Serves 6 generously at 17p each. Prices at Asda and correct at time of publication.
2 large bananas, 30p (15p each, Asda)
100ml oil, 10p (£1.09/1l, Asda)
50g sugar, 3p (64p/1kg, Asda)
225g self raising flour, 7p (45p/1.5kg, Smart Price at Asda)
1 tsp baking powder, 2p (69p/170g, baking powder at Asda)
100g mixed frozen berries, 50p (£1.75/350g, Asda)
6 tbsp water
First grab a standard sized loaf tin, and lightly grease it with a finger or two of oil. I say this as I literally dip a (clean!) finger in the oil and work it into the edges and corners of the tin, but you may wish to use a more traditional measurement, such as a teaspoon.
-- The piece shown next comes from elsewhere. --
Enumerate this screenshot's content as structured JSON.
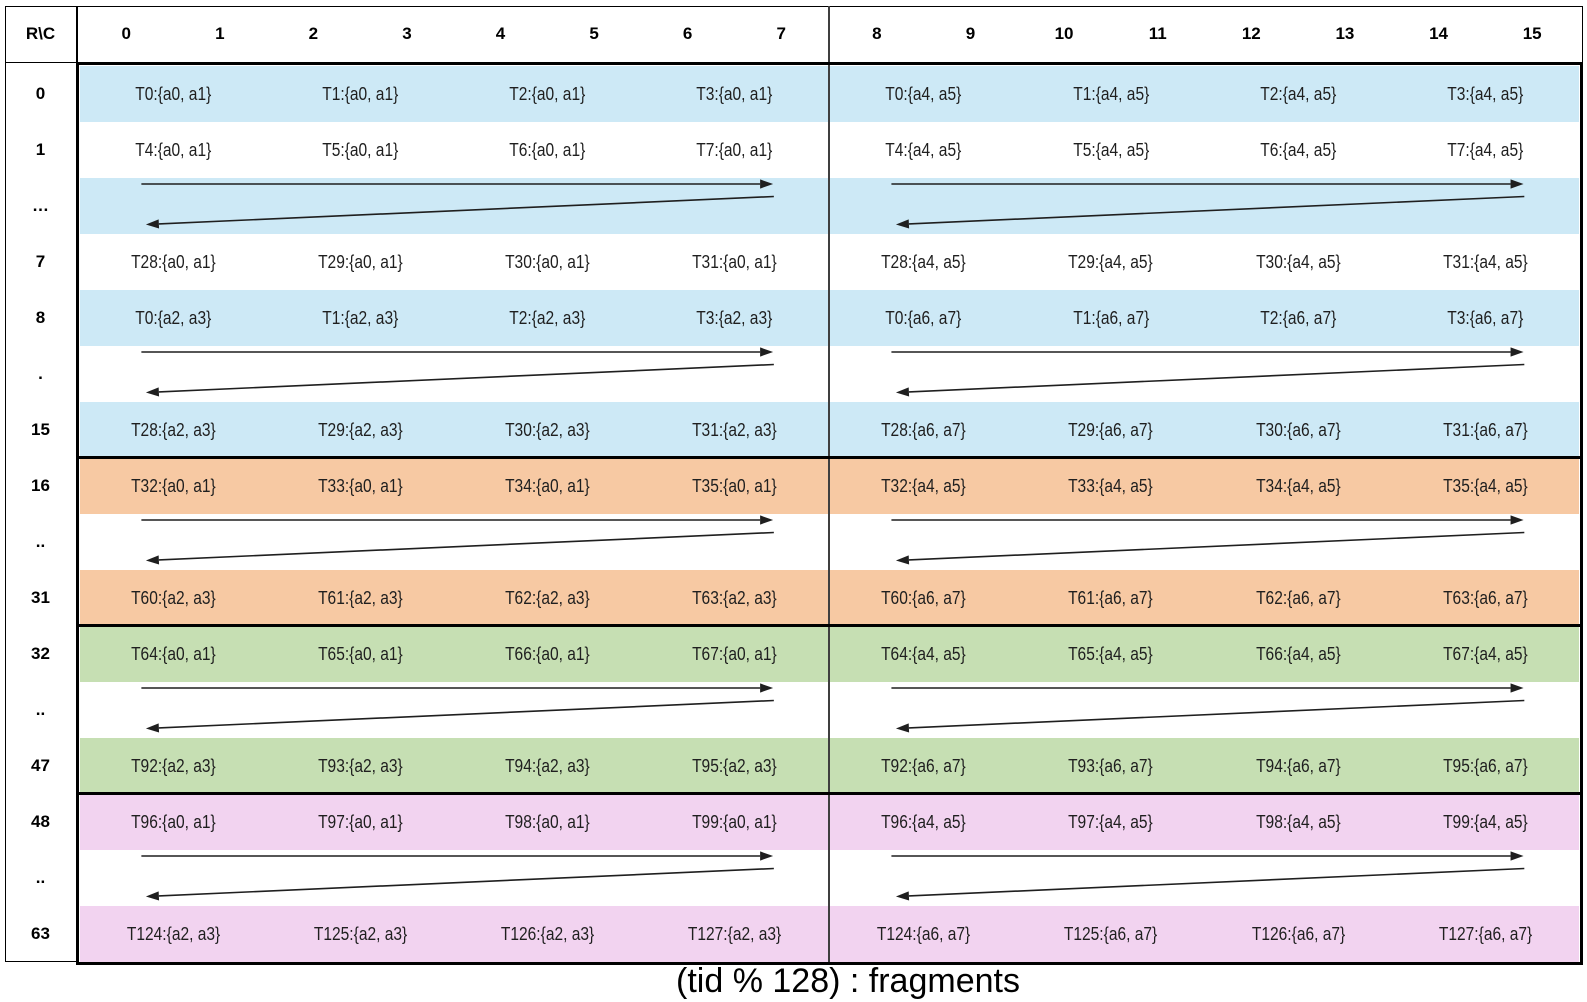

Either way, lightly oil your loaf tin, to stop the cake from sticking to it when it cooks.
Set it to one side, and turn your oven on to 180C to preheat. Grab a mixing bowl. Peel your bananas and roughly chop them into the bowl with the side of a fork, then mash them gently. Add a little of the oil, mash some more, and repeat until you have a frankly horrid looking mess of gloppy banana pieces swimming in a sea of pale yellowish vegetable oil. It gets better, I promise.
Stir in the sugar, and then the baking powder, and then add half the flour and mix well. Fold in the berries; the more vigorously you mix them, the more pink your cake mixture will become, but unfortunately the colour does not hold well when cooked, so it is merely a temporary treat for your eyes. Add the water and mix, and then the remaining flour and – you guessed it – mix well. Scrape every last drop of the cake batter into the loaf tin, and pop it into the oven for an hour.
When it is cooked, a clean knife or skewer inserted into the fattest part of the centre should come out clean. If it is still a little tacky, pop it back in the oven for 10 minutes; not all loaf tins were created equal, and nor were ovens, so the temperament of yours may be a little different to mine.
When it is truly done, remove from the oven and allow to cool for 10 minutes in the tin before attempting to remove it. I couldn’t resist, and had mine warm fresh from the oven once the magic ten minutes had passed. Can be enjoyed warm, cold, from the fridge, toasted, with butter, cream, ice cream, custard or just with your hands.